My head was spinning. Shirley? Why Shirley? I needed her. Although, it now occurred to me that I’d also kept a distance between her and me, only sharing about myself. I needed to change that too. Needed to connect with her story and care for her, not just let her care for me.

The sound of glass shattering dragged me out of my head. I jumped and yelled, “What the hell?” not knowing what just happened. And then I saw it. The jar that I’d kept on the mantel with the sand and shells from Lane was spread out all over the floor, shattered and broken like my heart.

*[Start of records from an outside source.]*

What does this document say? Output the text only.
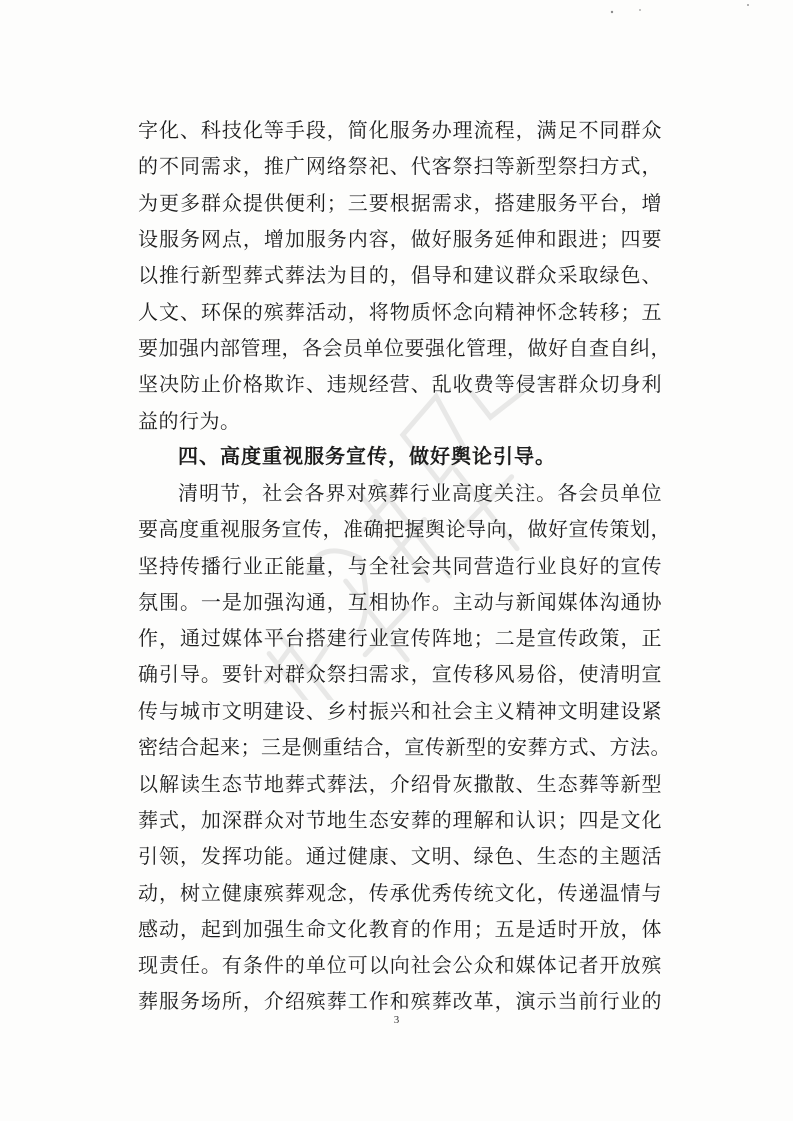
字化、科技化等手段，简化服务办理流程，满足不同群众
的不同需求，推广网络祭祀、代客祭扫等新型祭扫方式，
为更多群众提供便利；三要根据需求，搭建服务平台，增
设服务网点，增加服务内容，做好服务延伸和跟进；四要
以推行新型葬式葬法为目的，倡导和建议群众采取绿色、
人文、环保的殡葬活动，将物质怀念向精神怀念转移；五
要加强内部管理，各会员单位要强化管理，做好自查自纠，
坚决防止价格欺诈、违规经营、乱收费等侵害群众切身利
益的行为。
四、高度重视服务宣传，做好舆论引导。
清明节，社会各界对殡葬行业高度关注。各会员单位
要高度重视服务宣传，准确把握舆论导向，做好宣传策划，
坚持传播行业正能量，与全社会共同营造行业良好的宣传
氛围。一是加强沟通，互相协作。主动与新闻媒体沟通协
作，通过媒体平台搭建行业宣传阵地；二是宣传政策，正
确引导。要针对群众祭扫需求，宣传移风易俗，使清明宣
传与城市文明建设、乡村振兴和社会主义精神文明建设紧
密结合起来；三是侧重结合，宣传新型的安葬方式、方法。
以解读生态节地葬式葬法，介绍骨灰撒散、生态葬等新型
葬式，加深群众对节地生态安葬的理解和认识；四是文化
引领，发挥功能。通过健康、文明、绿色、生态的主题活
动，树立健康殡葬观念，传承优秀传统文化，传递温情与
感动，起到加强生命文化教育的作用；五是适时开放，体
现责任。有条件的单位可以向社会公众和媒体记者开放殡
葬服务场所，介绍殡葬工作和殡葬改革，演示当前行业的
3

Brooks leaped toward AJ, barking, warning him to keep his distance, but AJ didn’t pay any mind. He kept walking right toward me. With my eyes on my only memento of my time with Lane, I whisperednoto myself. I treasured that votive. It was all I had left of that weekend, and now it was gone.

I didn’t have time to dwell on it because AJ leaned into my face. “Is that what you do now? Make pretty little pieces of shit to remind you of that guy?” he yelled, his mouth tight, his hands flexing at his side.

There was no time to answer because my cell phone, plugged in on the kitchen counter, started to buzz. AJ spun me around and said, “Get it! It’s probably Shirley. Tell her you’re busy!”

With a trembling hand, I picked up the phone. When I saw who was calling, my heart cracked.

“Hello,” I said, trying to control the shakiness in my voice. I turned away from AJ, pressing my hip into the counter, leaning all my weight into it until it pinched my side.

Lane’s voice swept over me. “Bess, I know I said you should call me only if you wanted, but I couldn’t wait. I know I messed up, and I need your forgiveness. Please?”

From the other side of the room, AJ shouted, “What the hell is this expensive piece of shit? You on the job, Bess? I didn’t make enough money for you? I said, what the hell is this? Tell me now!”

Frozen, I couldn’t make myself turn around; the countertop would have to hold me. I was all limbs and no spine.

“What was that? Who is that? Are you okay? Bess!” I heard coming from the phone, but I couldn’t answer.

I jerked as something sharp hit my head and fell to the floor. It was the Tiffany’s box. Stunned and disbelieving, I rubbed the spot where it nicked me, unable to move other than lifting my hand to comfort myself.

“Bess, hang up the damn phone and turn around and answer me!” AJ demanded.

I closed my eyes as Brooks went crazy, barking louder than I’d ever heard him as AJ’s footsteps pounded toward me. My world spun all around me; the voice on the phone sounded so far away.

I felt it slipping from my hand, and then everything went black.